Disinhibition-mediated long-term potentiation

去抑制介导的长时程增强

• 批准号: 293196-2010
• 负责人: Woodin, Melanie
• 金额: $ 2.91万
• 依托单位: University of Toronto
• 依托单位国家: 加拿大
• 项目类别: Discovery Grants Program - Individual
• 财政年份: 2012
• 资助国家: 加拿大
• 起止时间: 2012-01-01 至 2013-12-31
• 项目状态: 已结题
• 来源: https://www.nserc-crsng.gc.ca/ase-oro/Details-Detailles_eng.asp?id=514717
• 关键词: Disinhibition; mediated; long; term; potentiation

The ability of animals to adapt to their ever-changing environments depends in large part on their ability to learn and remember. To do so the brain deciphers thousands of electrical signals between billions of neurons at any given time. However it is unclear what information contained within these electrical signals the brain deems critical. For example, is it the overall amount of neural activity that is important or is it the small differences in timing between when two neurons are electrically active? Our research is centered on examining not only how the brain decodes electrical signals, but on the cellular and molecular mechanisms underlying learning and memory. Using state-of-the-art recordings we are able to measure the electrical activity simultaneously from two neurons which are being modified in response to electrical signals that simulate learning. This neuronal modification in response to electrical activity is called synaptic plasticity. This grant is focused on understanding how the brain chemical acetylcholine modifies synaptic plasticity. This research is clinically important because Alzheimer's disease, the neurodegenerative disorder which produces severe memory impairments results from a loss of acetylcholine in the brain. By performing experiments on hippocampal tissue from adult rodents we can determine how acetylcholine affects the induction of synaptic plasticity, which is known to underlie learning and memory.

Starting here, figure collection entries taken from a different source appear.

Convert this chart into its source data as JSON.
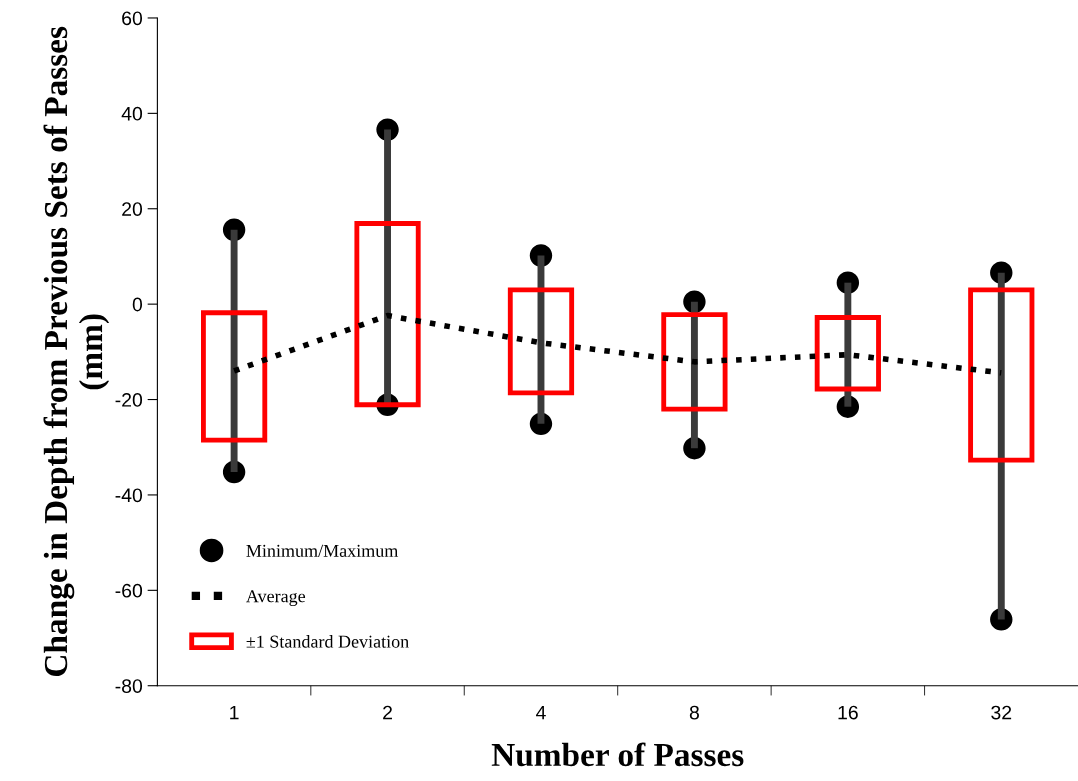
{
  "chart_data": {
    "type": "bar",
    "xlabel": "Number of Passes",
    "ylabel": "Change in Depth from Previous Sets of Passes (mm)",
    "categories": [
      "1",
      "2",
      "4",
      "8",
      "16",
      "32"
    ],
    "ylim": [
      -80,
      60
    ],
    "yticks": [
      -80,
      -60,
      -40,
      -20,
      0,
      20,
      40,
      60
    ],
    "grid": false,
    "legend": "bottom left",
    "series": [
      {
        "color": "#3a3a3a",
        "base": [
          -35.2,
          -21.1,
          -25.1,
          -30.2,
          -21.5,
          -66.1
        ],
        "values": [
          50.8,
          57.7,
          35.3,
          30.7,
          26.0,
          72.7
        ]
      },
      {
        "name": "Minimum/Maximum",
        "type": "scatter",
        "color": "#000000",
        "marker": "circle",
        "x": [
          "1",
          "1",
          "2",
          "2",
          "4",
          "4",
          "8",
          "8",
          "16",
          "16",
          "32",
          "32"
        ],
        "values": [
          -35.2,
          15.6,
          -21.1,
          36.6,
          -25.1,
          10.2,
          -30.2,
          0.5,
          -21.5,
          4.5,
          -66.1,
          6.6
        ]
      },
      {
        "name": "Average",
        "type": "line",
        "color": "#000000",
        "line_style": "dotted",
        "values": [
          -14,
          -2.4,
          -8.1,
          -12.1,
          -10.6,
          -14.4
        ]
      },
      {
        "name": "±1 Standard Deviation",
        "type": "bar",
        "color": "#ff0000",
        "base": [
          -28.5,
          -21.1,
          -18.6,
          -22,
          -17.8,
          -32.7
        ],
        "values": [
          26.7,
          38.0,
          21.6,
          19.8,
          15.0,
          35.7
        ]
      }
    ]
  }
}
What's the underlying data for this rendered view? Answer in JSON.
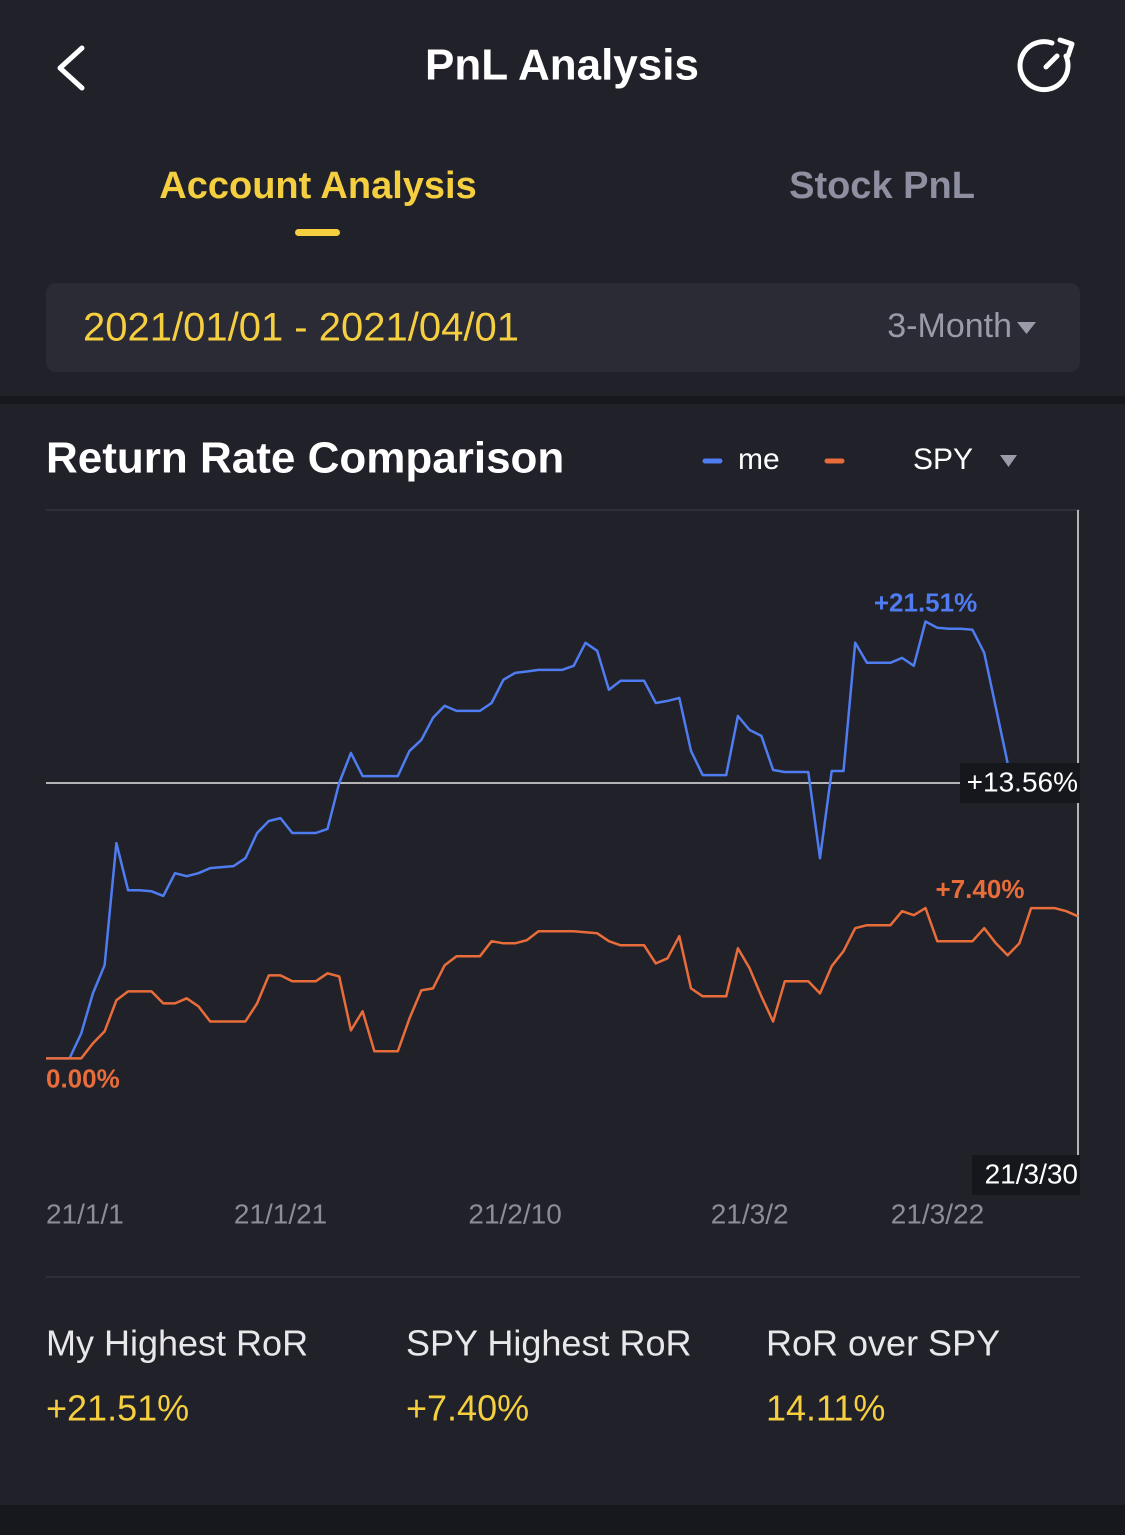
{
  "header": {
    "title": "PnL Analysis"
  },
  "tabs": [
    {
      "label": "Account Analysis",
      "active": true
    },
    {
      "label": "Stock PnL",
      "active": false
    }
  ],
  "date_range": {
    "label": "2021/01/01 - 2021/04/01",
    "period": "3-Month"
  },
  "chart_data": {
    "type": "line",
    "title": "Return Rate Comparison",
    "categories": [
      "21/1/1",
      null,
      null,
      null,
      null,
      null,
      null,
      null,
      null,
      null,
      null,
      null,
      null,
      null,
      null,
      null,
      null,
      null,
      null,
      null,
      "21/1/21",
      null,
      null,
      null,
      null,
      null,
      null,
      null,
      null,
      null,
      null,
      null,
      null,
      null,
      null,
      null,
      null,
      null,
      null,
      null,
      "21/2/10",
      null,
      null,
      null,
      null,
      null,
      null,
      null,
      null,
      null,
      null,
      null,
      null,
      null,
      null,
      null,
      null,
      null,
      null,
      null,
      "21/3/2",
      null,
      null,
      null,
      null,
      null,
      null,
      null,
      null,
      null,
      null,
      null,
      null,
      null,
      null,
      null,
      null,
      null,
      null,
      null,
      "21/3/22",
      null,
      null,
      null,
      null,
      null,
      null,
      null,
      "21/3/30"
    ],
    "series": [
      {
        "name": "me",
        "color": "#4f7cf0",
        "peak_label": "+21.51%",
        "values": [
          0,
          0,
          0,
          1.23,
          3.2,
          4.59,
          10.6,
          8.28,
          8.28,
          8.23,
          8.0,
          9.12,
          8.97,
          9.12,
          9.37,
          9.42,
          9.47,
          9.86,
          11.1,
          11.69,
          11.83,
          11.1,
          11.1,
          11.1,
          11.3,
          13.56,
          15.04,
          13.9,
          13.9,
          13.9,
          13.9,
          15.14,
          15.68,
          16.77,
          17.36,
          17.11,
          17.11,
          17.11,
          17.5,
          18.64,
          18.98,
          19.05,
          19.13,
          19.13,
          19.13,
          19.33,
          20.46,
          20.07,
          18.15,
          18.59,
          18.59,
          18.59,
          17.5,
          17.6,
          17.75,
          15.14,
          13.95,
          13.95,
          13.95,
          16.86,
          16.17,
          15.88,
          14.2,
          14.1,
          14.1,
          14.1,
          9.86,
          14.15,
          14.15,
          20.46,
          19.48,
          19.48,
          19.48,
          19.72,
          19.33,
          21.51,
          21.2,
          21.15,
          21.15,
          21.1,
          19.97,
          17.26,
          14.55,
          null,
          null,
          null,
          null,
          null,
          null
        ]
      },
      {
        "name": "SPY",
        "color": "#e96d3a",
        "peak_label": "+7.40%",
        "start_label": "0.00%",
        "values": [
          0,
          0,
          0,
          0,
          0.74,
          1.33,
          2.86,
          3.3,
          3.3,
          3.3,
          2.71,
          2.71,
          2.96,
          2.56,
          1.82,
          1.82,
          1.82,
          1.82,
          2.71,
          4.09,
          4.09,
          3.8,
          3.8,
          3.8,
          4.19,
          4.04,
          1.38,
          2.32,
          0.35,
          0.35,
          0.35,
          1.97,
          3.35,
          3.45,
          4.59,
          5.03,
          5.03,
          5.03,
          5.77,
          5.67,
          5.67,
          5.82,
          6.26,
          6.26,
          6.26,
          6.26,
          6.21,
          6.16,
          5.77,
          5.57,
          5.57,
          5.57,
          4.68,
          4.93,
          6.02,
          3.45,
          3.06,
          3.06,
          3.06,
          5.42,
          4.44,
          3.06,
          1.82,
          3.8,
          3.8,
          3.8,
          3.2,
          4.54,
          5.28,
          6.41,
          6.56,
          6.56,
          6.56,
          7.25,
          7.05,
          7.4,
          5.77,
          5.77,
          5.77,
          5.77,
          6.41,
          5.67,
          5.08,
          5.67,
          7.4,
          7.4,
          7.4,
          7.25,
          7.0
        ]
      }
    ],
    "ylim": [
      -5,
      27
    ],
    "crosshair": {
      "value": 13.56,
      "label": "+13.56%"
    }
  },
  "stats": [
    {
      "label": "My Highest RoR",
      "value": "+21.51%"
    },
    {
      "label": "SPY Highest RoR",
      "value": "+7.40%"
    },
    {
      "label": "RoR over SPY",
      "value": "14.11%"
    }
  ]
}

动物适应不断变化的环境的能力在很大程度上取决于它们的学习和记忆能力。 为了做到这一点，大脑在任何给定的时间都要破译数十亿神经元之间的数千个电信号。 然而，目前还不清楚这些电信号中包含的信息是大脑认为关键的。 例如，重要的是神经活动的总量，还是两个神经元电活动的时间上的微小差异？ 我们的研究不仅集中在研究大脑如何解码电信号，而且还研究学习和记忆的细胞和分子机制。 使用最先进的记录，我们能够同时测量两个神经元的电活动，这两个神经元正在对模拟学习的电信号做出反应。 这种神经元对电活动的反应被称为突触可塑性。 这项资助的重点是了解大脑化学物质乙酰胆碱如何改变突触可塑性。 这项研究在临床上很重要，因为阿尔茨海默病是一种神经退行性疾病，它会导致大脑中乙酰胆碱的丢失，从而导致严重的记忆障碍。 通过对成年啮齿动物海马组织进行实验，我们可以确定乙酰胆碱如何影响突触可塑性的诱导，这是已知的学习和记忆的基础。